Le Figaro : Les états généraux arrivent-ils à point nommé pour relancer le PS ?

Paul Quilès : Ce qui s'est passé au PS après les élections, on aurait pu en faire l'économie, ou s'y prendre différemment. Aujourd'hui, on s'est engagé dans un processus d'états généraux : c'est une excellente idée, mais je regrette qu'on n'ait pas disposé de plus de temps pour que ces débats prennent plus d'ampleur sur le terrain, où les gens avaient à l'évidence envie de discuter plus longuement. J'espère qu'il sortira quelques idées neuves de la réunion de Lyon dans six jours. Ces états généraux ne doivent pas être un paravent pour d'autres objectifs. Leur objet unique, c'est de rassembler toute cette réflexion de la base pour ensuite en tirer des enseignements. Les socialistes doivent faire preuve à cette occasion d'imagination et de responsabilité pour qu'apparaissent des projets crédibles aux yeux des Français.

Diversité

Le Figaro : Les courants doivent-ils disparaître ?

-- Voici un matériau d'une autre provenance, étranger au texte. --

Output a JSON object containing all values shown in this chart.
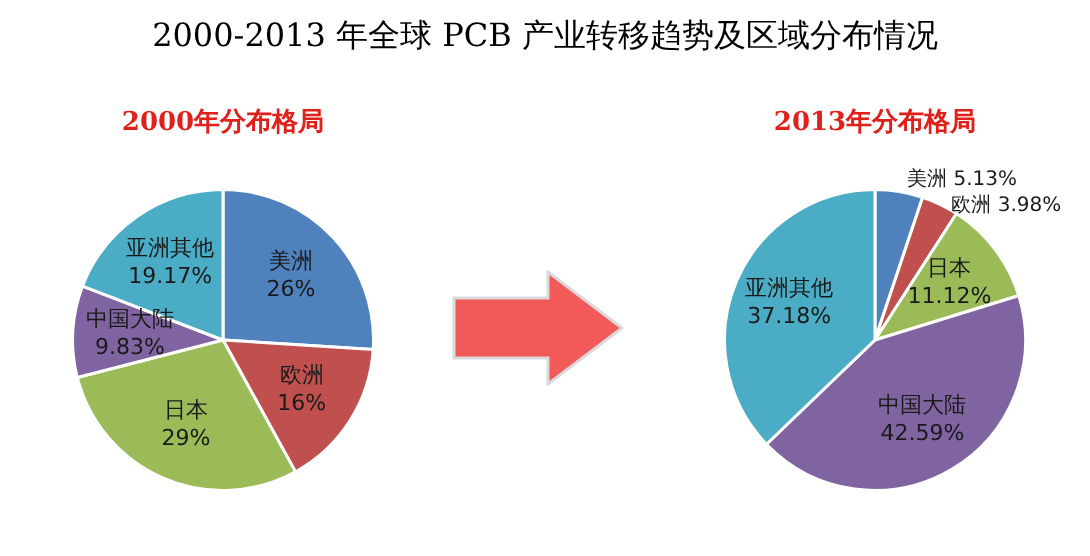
{
  "chart_data": [
    {
      "type": "pie",
      "title": "2000-2013 年全球 PCB 产业转移趋势及区域分布情况",
      "subtitle": "2000年分布格局",
      "categories": [
        "美洲",
        "欧洲",
        "日本",
        "中国大陆",
        "亚洲其他"
      ],
      "values": [
        26,
        16,
        29,
        9.83,
        19.17
      ],
      "value_labels": [
        "26%",
        "16%",
        "29%",
        "9.83%",
        "19.17%"
      ],
      "colors": [
        "#4f81bd",
        "#c0504d",
        "#9bbb59",
        "#8064a2",
        "#4bacc6"
      ],
      "legend": false
    },
    {
      "type": "pie",
      "subtitle": "2013年分布格局",
      "categories": [
        "美洲",
        "欧洲",
        "日本",
        "中国大陆",
        "亚洲其他"
      ],
      "values": [
        5.13,
        3.98,
        11.12,
        42.59,
        37.18
      ],
      "value_labels": [
        "5.13%",
        "3.98%",
        "11.12%",
        "42.59%",
        "37.18%"
      ],
      "colors": [
        "#4f81bd",
        "#c0504d",
        "#9bbb59",
        "#8064a2",
        "#4bacc6"
      ],
      "legend": false
    }
  ]
}
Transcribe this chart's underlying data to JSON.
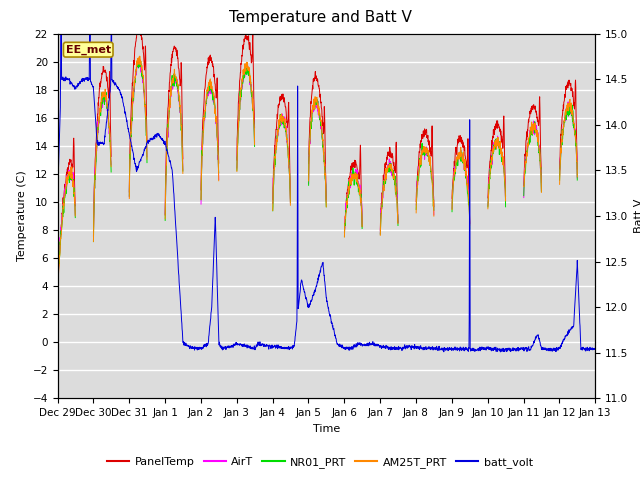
{
  "title": "Temperature and Batt V",
  "xlabel": "Time",
  "ylabel_left": "Temperature (C)",
  "ylabel_right": "Batt V",
  "ylim_left": [
    -4,
    22
  ],
  "ylim_right": [
    11.0,
    15.0
  ],
  "yticks_left": [
    -4,
    -2,
    0,
    2,
    4,
    6,
    8,
    10,
    12,
    14,
    16,
    18,
    20,
    22
  ],
  "yticks_right": [
    11.0,
    11.5,
    12.0,
    12.5,
    13.0,
    13.5,
    14.0,
    14.5,
    15.0
  ],
  "bg_color": "#dcdcdc",
  "grid_color": "#ffffff",
  "colors": {
    "PanelTemp": "#dd0000",
    "AirT": "#ff00ff",
    "NR01_PRT": "#00dd00",
    "AM25T_PRT": "#ff8800",
    "batt_volt": "#0000dd"
  },
  "legend_label": "EE_met",
  "legend_label_color": "#660000",
  "legend_label_bg": "#ffff99",
  "legend_label_border": "#aa8800",
  "xtick_labels": [
    "Dec 29",
    "Dec 30",
    "Dec 31",
    "Jan 1",
    "Jan 2",
    "Jan 3",
    "Jan 4",
    "Jan 5",
    "Jan 6",
    "Jan 7",
    "Jan 8",
    "Jan 9",
    "Jan 10",
    "Jan 11",
    "Jan 12",
    "Jan 13"
  ],
  "title_fontsize": 11,
  "axis_fontsize": 8,
  "tick_fontsize": 7.5,
  "legend_fontsize": 8
}
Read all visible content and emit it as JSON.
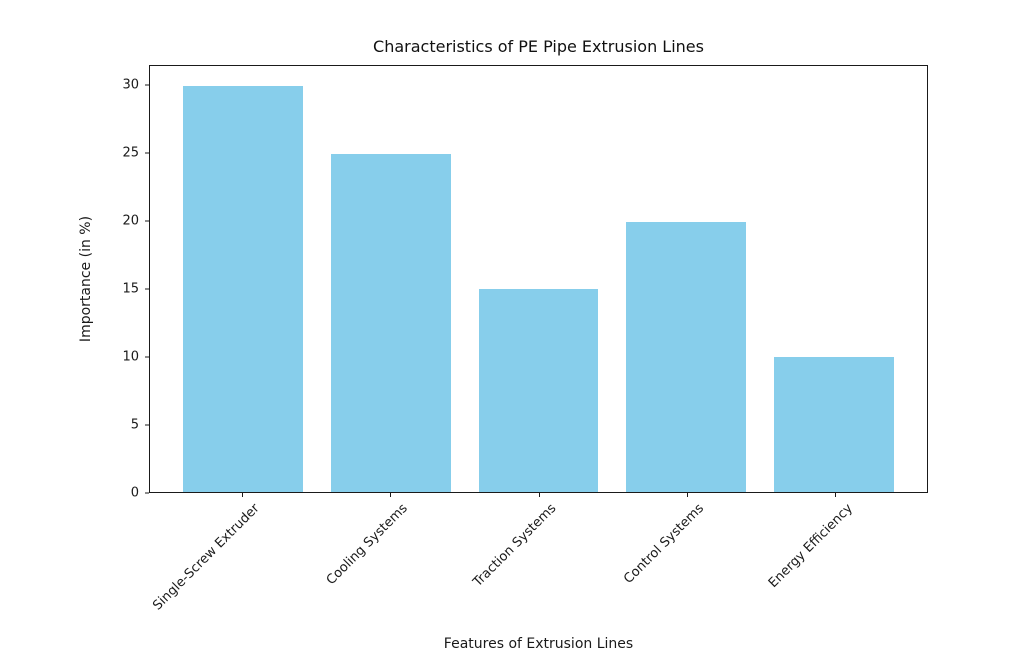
{
  "chart_data": {
    "type": "bar",
    "title": "Characteristics of PE Pipe Extrusion Lines",
    "xlabel": "Features of Extrusion Lines",
    "ylabel": "Importance (in %)",
    "categories": [
      "Single-Screw Extruder",
      "Cooling Systems",
      "Traction Systems",
      "Control Systems",
      "Energy Efficiency"
    ],
    "values": [
      30,
      25,
      15,
      20,
      10
    ],
    "yticks": [
      0,
      5,
      10,
      15,
      20,
      25,
      30
    ],
    "ylim": [
      0,
      31.5
    ],
    "bar_color": "#87CEEB",
    "axis_color": "#1a1a1a",
    "background": "#ffffff",
    "grid": false,
    "legend": "none",
    "xtick_rotation_deg": 45
  }
}
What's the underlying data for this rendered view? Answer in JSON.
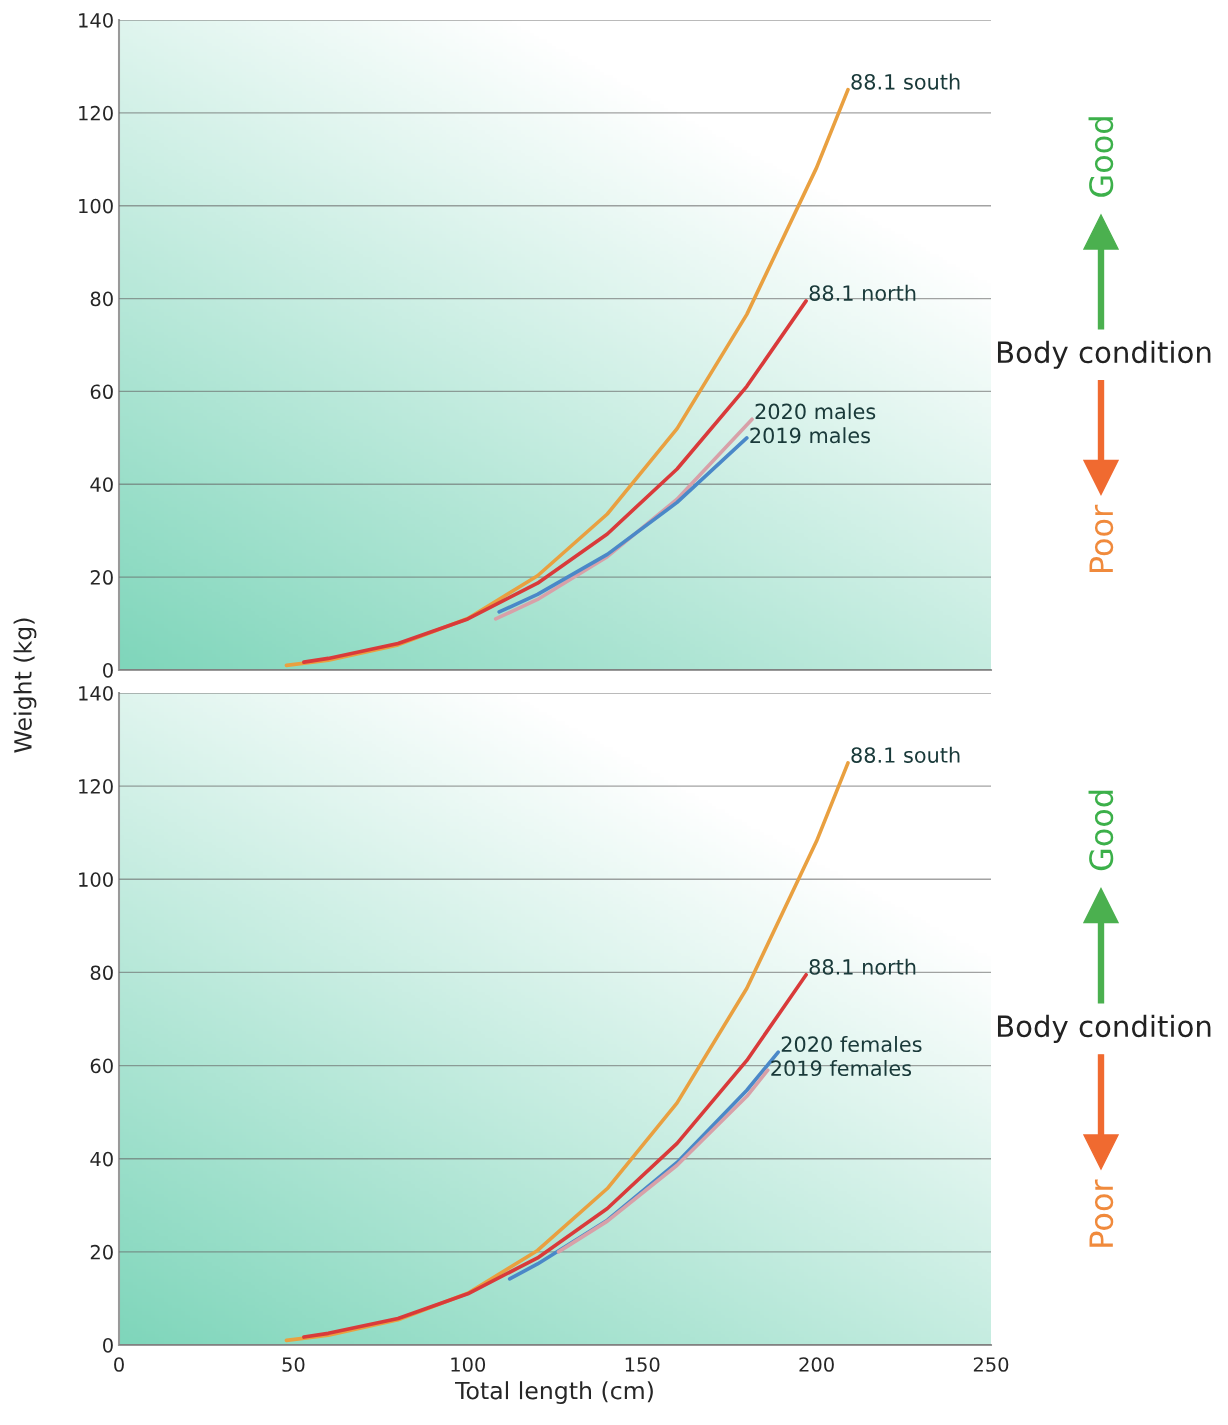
{
  "chart_data": [
    {
      "type": "line",
      "ylabel": "Weight (kg)",
      "xlim": [
        0,
        250
      ],
      "xticks": [
        0,
        50,
        100,
        150,
        200,
        250
      ],
      "ylim": [
        0,
        140
      ],
      "yticks": [
        0,
        20,
        40,
        60,
        80,
        100,
        120,
        140
      ],
      "grid": "y",
      "legend": false,
      "tick_labels": "y",
      "line_style": "solid",
      "marker": "none",
      "series": [
        {
          "name": "88.1 south",
          "color": "#e9a040",
          "x": [
            48,
            60,
            80,
            100,
            120,
            140,
            160,
            180,
            200,
            209
          ],
          "values": [
            1.0,
            2.1,
            5.4,
            11.1,
            20.3,
            33.6,
            52.0,
            76.6,
            108.2,
            125
          ]
        },
        {
          "name": "88.1 north",
          "color": "#d93a3a",
          "x": [
            53,
            60,
            80,
            100,
            120,
            140,
            160,
            180,
            197
          ],
          "values": [
            1.7,
            2.5,
            5.7,
            11.0,
            18.7,
            29.3,
            43.3,
            61.1,
            79.5
          ]
        },
        {
          "name": "2020 males",
          "color": "#d8a0a8",
          "x": [
            108,
            120,
            140,
            160,
            181.5
          ],
          "values": [
            11,
            15.2,
            24.4,
            36.8,
            54
          ]
        },
        {
          "name": "2019 males",
          "color": "#4a88c8",
          "x": [
            109,
            120,
            140,
            160,
            180
          ],
          "values": [
            12.5,
            16.3,
            24.9,
            36.1,
            50
          ]
        }
      ],
      "annotations": [
        "Good",
        "Body condition",
        "Poor"
      ]
    },
    {
      "type": "line",
      "xlabel": "Total length (cm)",
      "xlim": [
        0,
        250
      ],
      "xticks": [
        0,
        50,
        100,
        150,
        200,
        250
      ],
      "ylim": [
        0,
        140
      ],
      "yticks": [
        0,
        20,
        40,
        60,
        80,
        100,
        120,
        140
      ],
      "grid": "y",
      "legend": false,
      "line_style": "solid",
      "marker": "none",
      "series": [
        {
          "name": "88.1 south",
          "color": "#e9a040",
          "x": [
            48,
            60,
            80,
            100,
            120,
            140,
            160,
            180,
            200,
            209
          ],
          "values": [
            1.0,
            2.1,
            5.4,
            11.1,
            20.3,
            33.6,
            52.0,
            76.6,
            108.2,
            125
          ]
        },
        {
          "name": "88.1 north",
          "color": "#d93a3a",
          "x": [
            53,
            60,
            80,
            100,
            120,
            140,
            160,
            180,
            197
          ],
          "values": [
            1.7,
            2.5,
            5.7,
            11.0,
            18.7,
            29.3,
            43.3,
            61.1,
            79.5
          ]
        },
        {
          "name": "2020 females",
          "color": "#4a88c8",
          "x": [
            112,
            120,
            140,
            160,
            180,
            189
          ],
          "values": [
            14.2,
            17.4,
            26.8,
            39.2,
            54.7,
            62.9
          ]
        },
        {
          "name": "2019 females",
          "color": "#d8a0a8",
          "x": [
            126,
            140,
            160,
            180,
            186
          ],
          "values": [
            20,
            26.6,
            38.6,
            53.4,
            59
          ]
        }
      ],
      "annotations": [
        "Good",
        "Body condition",
        "Poor"
      ]
    }
  ]
}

Paul Quilès : Je souhaite qu'à l'occasion du prochain congrès notre mode de fonctionnement leur donne un peu moins de place. Mais il est aussi important que les différentes sensibilités aient un droit d'expression. Le système que je viens de proposer correspond justement à ce double souci.

Le Figaro : Quel rôle comptez-vous jouer dans le futur PS qui sortira du congrès ?

Paul Quilès : J'ai accepté de revenir au bureau exécutif, que j'avais quitté il y a 10 ans, lorsque je suis devenu ministre, parce que je crois que je peux apporter quelque chose dans la période actuelle. Je ne sais absolument pas si j'y resterai après le congrès. Cela dépendra de la voie qui sera choisie.

Le Figaro : Quel est l'homme qui aujourd'hui incarne le mieux le Parti socialiste ?

Paul Quilès : Difficile à dire, parce que le PS est multiforme. J'espère d'ailleurs que cette diversité nécessaire pourra être conservée tout en visant à une plus grande homogénéité. S'il faut vraiment répondre par un nom à votre question, je crois que, pour les Français, c'est encore – malgré ses fonctions institutionnelles – François Mitterrand qui incarne le mieux le Socialisme en France aujourd'hui.